The European Court of Justice (ECJ) sees it differently: In 2018 it ruled that genome-edited plants are also to be treated as “genetically modified organisms” (GMOs), the cultivation of which outside of a laboratory is subject to special regulations and statutory provisions. In fact, no GMOs have been grown commercially on German fields since 2012. “For scientists who understand the genetic basis and know the molecular methods, this is incomprehensible,” says Claus Schwechheimer.
And now?
The genetic engineering fronts remain hardened
Critics of “green genetic engineering” argue that the risks of such modified plants cannot be foreseen; there are too many uncertainties: Will the changed genes spread via seeds and pollen? And if so, what influence does this have on the local flora? These are just some of the questions.

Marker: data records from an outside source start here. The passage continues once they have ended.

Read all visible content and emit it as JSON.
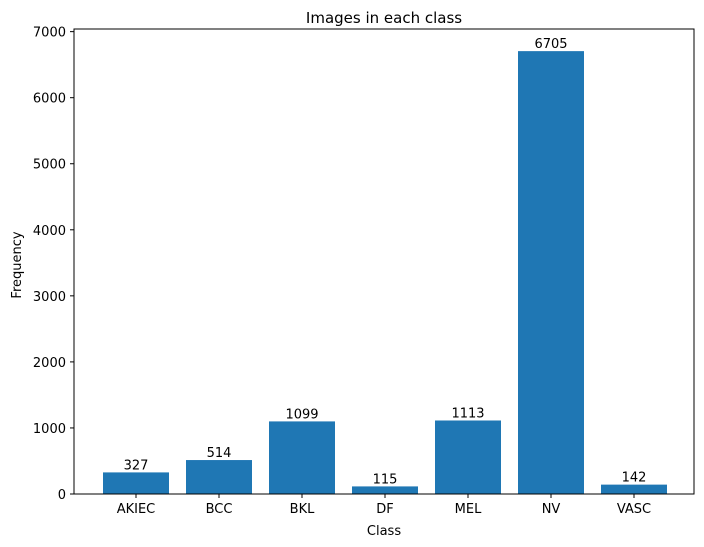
{
  "chart_data": {
    "type": "bar",
    "title": "Images in each class",
    "xlabel": "Class",
    "ylabel": "Frequency",
    "categories": [
      "AKIEC",
      "BCC",
      "BKL",
      "DF",
      "MEL",
      "NV",
      "VASC"
    ],
    "values": [
      327,
      514,
      1099,
      115,
      1113,
      6705,
      142
    ],
    "data_labels": [
      "327",
      "514",
      "1099",
      "115",
      "1113",
      "6705",
      "142"
    ],
    "yticks": [
      0,
      1000,
      2000,
      3000,
      4000,
      5000,
      6000,
      7000
    ],
    "ylim": [
      0,
      7040
    ],
    "grid": false,
    "legend": "none",
    "bar_color": "#1f77b4"
  }
}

However, numerous long-term studies on the biosafety of GMOs show that they are no more dangerous for the environment or human health than conventionally grown plants. The acceptance of genetically modified plants is still low in Germany and Europe; the fronts between opponents and supporters of genetic engineering are too hardened. It is therefore not possible at present to predict the direction in which modern commercial plant breeding in Germany will move.
The legal situation, on the other hand, is clear: commercial cultivation of genetically engineered and genome-edited crops is not desired. This also applies to varieties that can withstand drought and heat better.